O senhor é contra a produção de vinhos no Novo Mundo?

O Novo Mundo tem uma coisa ótima, uma visão anglo-saxônica de otimização do produto. Por isso, no Novo Mundo nascem os vinhos industriais, sempre iguais. O "Mateus Rosé" foi o primeiro vinho industrial, inventado por um português. Os grandes críticos de vinho do mundo se iniciaram com ele. Tiro o chapéu ao "Mateus Rosé" por sua capacidade de entender o consumidor que estava começando a beber vinho. O que o Novo Mundo fez foi a transformação do "Mateus Rosé" em brancos e tintos. Vinhos sempre iguais. E para serem iguais usam uma coisa externa ao vinho, a madeira. Novo Mundo faz vinho com sabor de sobremesa. Baunilha e côco é coisa de sobremesa, não de vinho. Além disso, fazem vinhos muito alcoólicos, acima de 14,5%, ou seja, vinhos doces ao estilo do Porto.

Qual será a próxima moda no consumo de vinho?

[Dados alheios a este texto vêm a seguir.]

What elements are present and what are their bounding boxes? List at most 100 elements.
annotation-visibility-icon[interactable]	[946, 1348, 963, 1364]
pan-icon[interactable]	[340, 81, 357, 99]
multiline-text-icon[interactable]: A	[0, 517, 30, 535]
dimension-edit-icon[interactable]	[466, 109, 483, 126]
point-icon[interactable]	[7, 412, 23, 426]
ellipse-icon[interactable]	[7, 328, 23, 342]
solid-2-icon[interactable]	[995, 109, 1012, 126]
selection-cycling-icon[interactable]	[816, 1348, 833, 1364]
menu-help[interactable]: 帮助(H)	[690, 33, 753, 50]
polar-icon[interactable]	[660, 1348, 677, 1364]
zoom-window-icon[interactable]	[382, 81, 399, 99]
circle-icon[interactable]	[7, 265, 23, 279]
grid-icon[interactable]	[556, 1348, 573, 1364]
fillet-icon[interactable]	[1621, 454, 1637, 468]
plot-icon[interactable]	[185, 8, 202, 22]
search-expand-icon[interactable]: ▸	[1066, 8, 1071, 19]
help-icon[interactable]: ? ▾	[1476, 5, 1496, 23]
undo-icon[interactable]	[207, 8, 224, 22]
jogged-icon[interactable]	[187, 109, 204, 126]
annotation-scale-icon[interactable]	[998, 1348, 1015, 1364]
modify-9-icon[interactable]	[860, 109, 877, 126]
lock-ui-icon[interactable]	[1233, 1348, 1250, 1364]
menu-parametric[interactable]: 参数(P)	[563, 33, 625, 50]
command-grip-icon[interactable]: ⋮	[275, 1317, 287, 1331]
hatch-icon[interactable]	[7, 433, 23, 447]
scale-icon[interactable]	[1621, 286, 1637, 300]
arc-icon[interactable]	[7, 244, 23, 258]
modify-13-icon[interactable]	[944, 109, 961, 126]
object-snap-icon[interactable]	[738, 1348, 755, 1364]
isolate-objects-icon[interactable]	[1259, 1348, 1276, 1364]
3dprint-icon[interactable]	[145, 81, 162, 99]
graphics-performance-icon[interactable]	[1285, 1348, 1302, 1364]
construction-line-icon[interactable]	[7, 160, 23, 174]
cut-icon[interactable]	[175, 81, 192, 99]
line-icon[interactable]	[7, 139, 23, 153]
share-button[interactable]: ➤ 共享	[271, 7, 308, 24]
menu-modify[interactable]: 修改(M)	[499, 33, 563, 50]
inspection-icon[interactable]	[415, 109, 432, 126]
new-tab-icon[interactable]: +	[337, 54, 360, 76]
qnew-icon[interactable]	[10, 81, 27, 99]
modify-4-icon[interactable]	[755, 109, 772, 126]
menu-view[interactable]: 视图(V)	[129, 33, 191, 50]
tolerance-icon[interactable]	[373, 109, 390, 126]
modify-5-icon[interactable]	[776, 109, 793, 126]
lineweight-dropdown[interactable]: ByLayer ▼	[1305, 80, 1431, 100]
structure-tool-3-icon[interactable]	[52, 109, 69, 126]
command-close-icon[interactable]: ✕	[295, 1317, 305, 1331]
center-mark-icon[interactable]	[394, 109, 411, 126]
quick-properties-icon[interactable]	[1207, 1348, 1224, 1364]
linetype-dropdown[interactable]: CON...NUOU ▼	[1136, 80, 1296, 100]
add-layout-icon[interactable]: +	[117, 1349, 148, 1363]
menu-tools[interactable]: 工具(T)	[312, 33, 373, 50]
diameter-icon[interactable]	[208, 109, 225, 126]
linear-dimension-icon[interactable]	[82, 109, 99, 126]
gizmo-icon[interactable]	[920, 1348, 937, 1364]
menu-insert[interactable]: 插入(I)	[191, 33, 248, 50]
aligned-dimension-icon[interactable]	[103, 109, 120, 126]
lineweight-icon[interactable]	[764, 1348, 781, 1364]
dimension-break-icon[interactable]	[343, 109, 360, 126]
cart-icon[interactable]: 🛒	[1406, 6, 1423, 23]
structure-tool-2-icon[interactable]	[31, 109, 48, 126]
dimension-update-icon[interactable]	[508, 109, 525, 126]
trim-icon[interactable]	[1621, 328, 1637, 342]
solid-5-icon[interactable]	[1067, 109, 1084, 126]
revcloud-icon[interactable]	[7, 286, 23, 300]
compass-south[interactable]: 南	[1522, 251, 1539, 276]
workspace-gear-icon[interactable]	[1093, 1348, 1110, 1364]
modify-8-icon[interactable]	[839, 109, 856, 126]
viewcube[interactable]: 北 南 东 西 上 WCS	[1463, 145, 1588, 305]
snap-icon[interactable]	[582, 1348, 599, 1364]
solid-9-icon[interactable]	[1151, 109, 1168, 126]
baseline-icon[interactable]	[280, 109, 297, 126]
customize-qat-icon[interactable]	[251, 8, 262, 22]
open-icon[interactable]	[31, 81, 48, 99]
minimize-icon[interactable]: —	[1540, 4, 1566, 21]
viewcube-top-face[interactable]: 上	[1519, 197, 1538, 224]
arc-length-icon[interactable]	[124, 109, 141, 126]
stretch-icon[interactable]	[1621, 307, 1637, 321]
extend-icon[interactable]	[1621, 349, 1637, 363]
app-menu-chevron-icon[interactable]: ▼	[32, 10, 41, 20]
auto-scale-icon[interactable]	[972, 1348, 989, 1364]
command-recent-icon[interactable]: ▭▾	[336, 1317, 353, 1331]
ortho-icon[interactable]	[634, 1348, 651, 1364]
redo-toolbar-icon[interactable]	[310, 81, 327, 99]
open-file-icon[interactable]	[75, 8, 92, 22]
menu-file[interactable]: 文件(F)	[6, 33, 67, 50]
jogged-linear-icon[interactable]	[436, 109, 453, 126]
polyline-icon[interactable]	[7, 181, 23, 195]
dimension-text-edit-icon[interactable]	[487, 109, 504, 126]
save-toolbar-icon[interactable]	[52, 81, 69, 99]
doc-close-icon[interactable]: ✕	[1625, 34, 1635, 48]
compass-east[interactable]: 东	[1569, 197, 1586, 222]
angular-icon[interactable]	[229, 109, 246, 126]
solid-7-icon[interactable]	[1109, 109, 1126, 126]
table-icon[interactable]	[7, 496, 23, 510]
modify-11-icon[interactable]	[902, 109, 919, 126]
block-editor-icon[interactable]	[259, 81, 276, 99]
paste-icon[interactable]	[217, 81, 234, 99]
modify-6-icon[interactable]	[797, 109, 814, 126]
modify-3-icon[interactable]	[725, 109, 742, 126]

Vinhos com álcool normal, em torno de 12,5%, para você poder beber com comida e não ficar bêbado. Os líderes de opinião ingleses estão nessa moda há dois anos. E na América já há um movimento nesse sentido. Como também sou um bebedor de vinhos e não quero ficar bêbado, meus brancos têm entre 11,5% e 12% de álcool, e meus tintos entre 12,5% e 13%. Também haverá um nicho de mercado para os vinhos que envelhecem bem. Não apenas os de Bordeaux, mas os da Borgonha, do Barolo, da Bairrada e do Dão.

Acho que os vinhos pouco alcoólicos não agradarão muito ao Robert Parker.

Estou fazendo um vinho para o Parker batizado de F, de Formal, com 85% de Touriga Nacional, 10% de Baga e 5% de Bical. Serão apenas mil garrafas. O vinho terá 14,5% de álcool. É alcoólico e doce. Não é um vinho que vou gostar de beber.